Sen. Merkley enters the Spotted Frog situation on the upper Deschutes River

April 14, 2016
Sen. Merkley enters the Spotted Frog situation on the upper Deschutes River

Oregon’s Senator Jeff Merkley has announced that a Senate Energy and Water Appropriations bill could help Central Oregon farmers maintain their irrigation water while protecting the ​Oregon Spotted Frog at the same time.

The provision urges the Bureau of Reclamation to provide additional funds for the WaterSmart program that will help irrigation districts comply with the Endangered Species Act. WaterSmart supports collaborative approaches, reduces conflict and prevents lengthy and costly litigation. A federal judge recently ordered the Bureau of Reclamation and the water districts to sit down with ecological groups to find a way to deliver water while rebuilding the damaged habitat of the ​Oregon Spotted Frog, a threatened species.

“Agriculture is a key economic driver in Central Oregon,” said Merkley. “The collaborative process that is unfolding in Central Oregon to address the loss of habitat for the spotted frog is remarkable and the language included in today’s appropriations bill is a step in the right direction to save family farms while protecting habitat and conserving water.”

In January 2016, Senator Merkley met with irrigation leaders in Central Oregon to discuss ways that irrigation districts are working with conservationists and federal, state, local and tribal governments to address the loss of habitat for the spotted frog and ways in which the federal government can fund water conservation projects including wildlife habitat improvements.

“Today’s Committee passage of this legislation could help bring millions of dollars for needed conservation projects in the Deschutes basin that will help preserve our agricultural economy and improve habitat for wildlife and fish,” said Mike Britton, District Manager for North Unit Irrigation District. “We thank Senator Merkeley for his leadership on this important issue.”

The bill was approved by the committee today on a bipartisan vote. The next steps would be for the bill to be sent to the Senate floor for a full Senate vote, and eventually to be merged with a counterpart bill from the U.S. House of Representatives in order to be passed by both houses and signed into law.

This new development in the spotted frog situation is a common occurrence around the West in which water projects that were built decades ago are today being increasingly pressured to abide by the growing volume of laws mandating restoration and enhancement of areas damaged by those water projects. Fish ladders were among the first “remediation projects.” Habitat enhancement for wildlife soon followed and today the movement to “green up” big water projects that were built strictly for farming and food production are in full bloom. The Endangered Species Act is the hammer.
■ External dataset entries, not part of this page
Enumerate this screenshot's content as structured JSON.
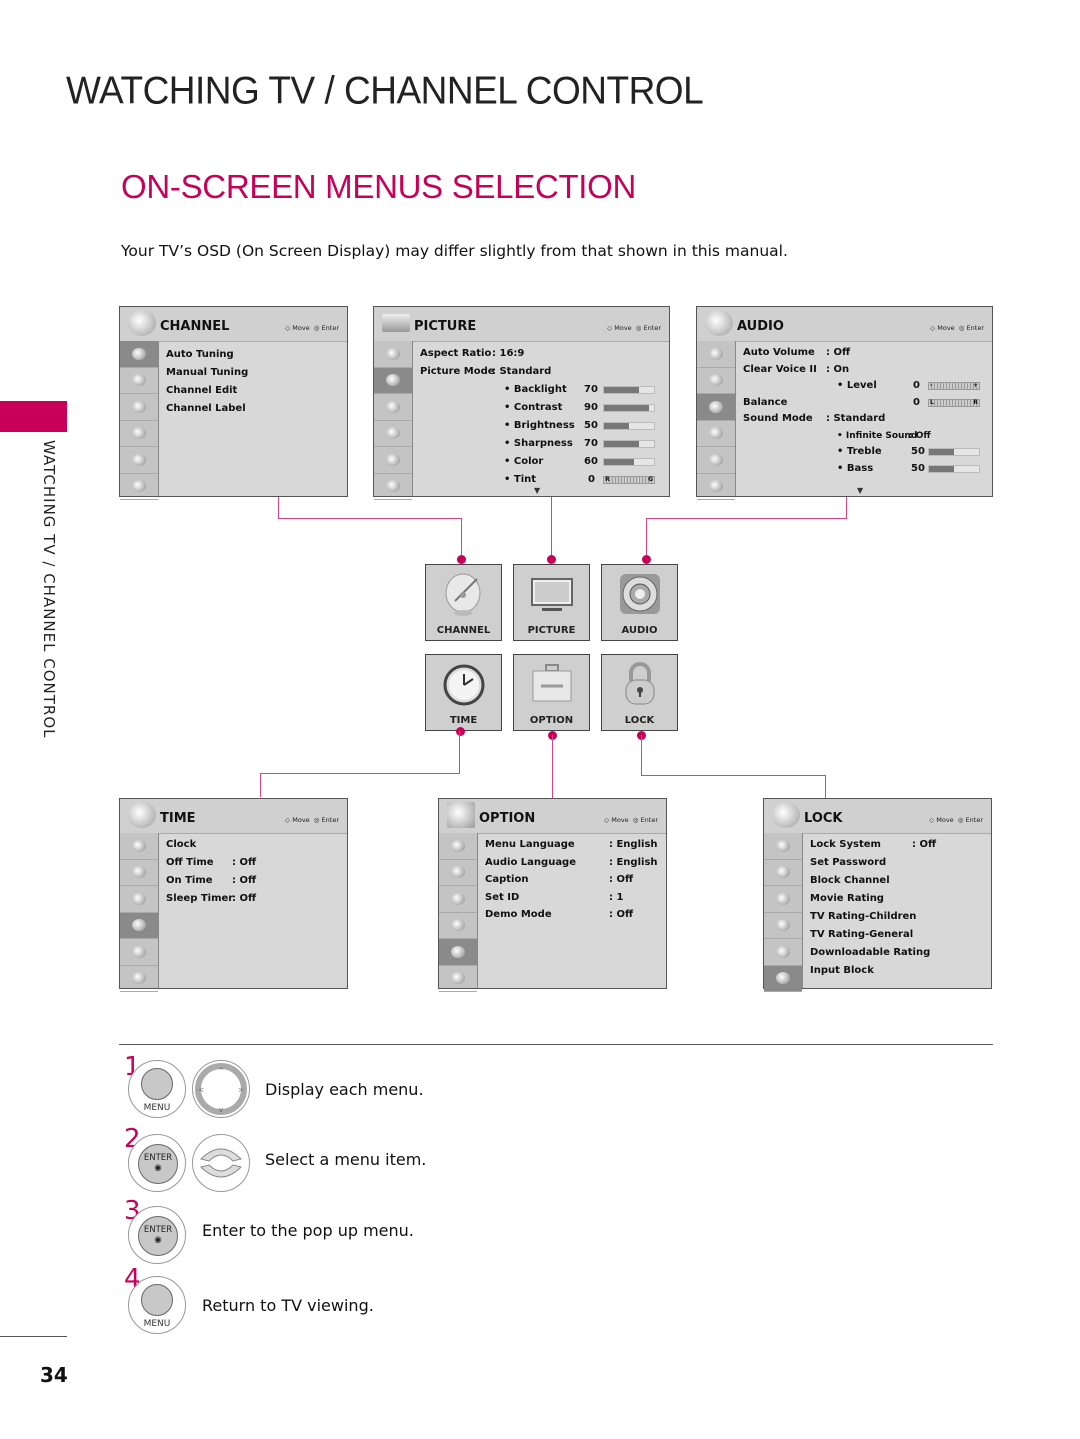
{
  "header": {
    "section_title": "WATCHING TV / CHANNEL CONTROL",
    "page_title": "ON-SCREEN MENUS SELECTION",
    "intro": "Your TV’s OSD (On Screen Display) may differ slightly from that shown in this manual.",
    "side_label": "WATCHING TV / CHANNEL CONTROL"
  },
  "nav_hint": {
    "move": "Move",
    "enter": "Enter"
  },
  "colors": {
    "accent": "#c8005a",
    "connector": "#d6457f",
    "osd_bg": "#d8d8d8"
  },
  "menus": {
    "channel": {
      "title": "CHANNEL",
      "items": [
        "Auto Tuning",
        "Manual Tuning",
        "Channel Edit",
        "Channel Label"
      ]
    },
    "picture": {
      "title": "PICTURE",
      "settings": [
        {
          "label": "Aspect Ratio",
          "value": ": 16:9"
        },
        {
          "label": "Picture Mode",
          "value": ": Standard"
        }
      ],
      "sliders": [
        {
          "label": "• Backlight",
          "value": "70",
          "fraction": 0.7
        },
        {
          "label": "• Contrast",
          "value": "90",
          "fraction": 0.9
        },
        {
          "label": "• Brightness",
          "value": "50",
          "fraction": 0.5
        },
        {
          "label": "• Sharpness",
          "value": "70",
          "fraction": 0.7
        },
        {
          "label": "• Color",
          "value": "60",
          "fraction": 0.6
        }
      ],
      "tint": {
        "label": "• Tint",
        "value": "0",
        "left": "R",
        "right": "G"
      }
    },
    "audio": {
      "title": "AUDIO",
      "auto_volume": {
        "label": "Auto Volume",
        "value": ": Off"
      },
      "clear_voice": {
        "label": "Clear Voice II",
        "value": ": On"
      },
      "level": {
        "label": "• Level",
        "value": "0",
        "left": "-",
        "right": "+"
      },
      "balance": {
        "label": "Balance",
        "value": "0",
        "left": "L",
        "right": "R"
      },
      "sound_mode": {
        "label": "Sound Mode",
        "value": ": Standard"
      },
      "infinite": {
        "label": "• Infinite Sound",
        "value": ": Off"
      },
      "treble": {
        "label": "• Treble",
        "value": "50",
        "fraction": 0.5
      },
      "bass": {
        "label": "• Bass",
        "value": "50",
        "fraction": 0.5
      }
    },
    "time": {
      "title": "TIME",
      "items": [
        {
          "label": "Clock",
          "value": ""
        },
        {
          "label": "Off Time",
          "value": ": Off"
        },
        {
          "label": "On Time",
          "value": ": Off"
        },
        {
          "label": "Sleep Timer",
          "value": ": Off"
        }
      ]
    },
    "option": {
      "title": "OPTION",
      "items": [
        {
          "label": "Menu Language",
          "value": ": English"
        },
        {
          "label": "Audio Language",
          "value": ": English"
        },
        {
          "label": "Caption",
          "value": ": Off"
        },
        {
          "label": "Set ID",
          "value": ": 1"
        },
        {
          "label": "Demo Mode",
          "value": ": Off"
        }
      ]
    },
    "lock": {
      "title": "LOCK",
      "items": [
        {
          "label": "Lock System",
          "value": ": Off"
        },
        {
          "label": "Set Password",
          "value": ""
        },
        {
          "label": "Block Channel",
          "value": ""
        },
        {
          "label": "Movie Rating",
          "value": ""
        },
        {
          "label": "TV Rating-Children",
          "value": ""
        },
        {
          "label": "TV Rating-General",
          "value": ""
        },
        {
          "label": "Downloadable Rating",
          "value": ""
        },
        {
          "label": "Input Block",
          "value": ""
        }
      ]
    }
  },
  "main_menu_tiles": [
    "CHANNEL",
    "PICTURE",
    "AUDIO",
    "TIME",
    "OPTION",
    "LOCK"
  ],
  "steps": [
    {
      "num": "1",
      "button": "MENU",
      "text": "Display each menu."
    },
    {
      "num": "2",
      "button": "ENTER",
      "text": "Select a menu item."
    },
    {
      "num": "3",
      "button": "ENTER",
      "text": "Enter to the pop up menu."
    },
    {
      "num": "4",
      "button": "MENU",
      "text": "Return to TV viewing."
    }
  ],
  "page_number": "34"
}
Senator Merkley strongly hinted in his news release that there are presumed “water projects” to conserve water along the Deschutes River and also presumably in the irrigation water delivery system. There has been renewed mention by various irrigation districts that half the water released by Crane Prairie and Wikiup Dams is lost due to evaporation and ground seepage along the many miles of canals between the dams and the farms far to the north of Bend. Taking the water out of the canals and putting it in sealed pipes would dramatically improve the efficiency of the delivery system, thereby allowing more water to be left in the Deschutes River for wildlife habitat – including habitat for the spotted frog.

Senator Merkley says he expects the legislation to pass and for the program to move forward which should work for the benefit of the various Deschutes River irrigation districts and the ecological protection groups who filed suit against them in an effort to speed up a solution. And that is what appears to be emerging. Meanwhile, the federal judge who expects substantial progress between the irrigation districts and the ecological protection groups didn’t appear to be willing to wait years for some kind of improvement for the spotted frog. The judge could very well order “interim” water management procedures to move the process along at a more reasonable pace while federally funded water conservation projects are constructed to effect a more comprehensive and “final” solution. Some of these interim procedures might require the operators of Wikiup Dam to put more water in the river year round to assure better support of what spotted frog clusters remain in and around the river.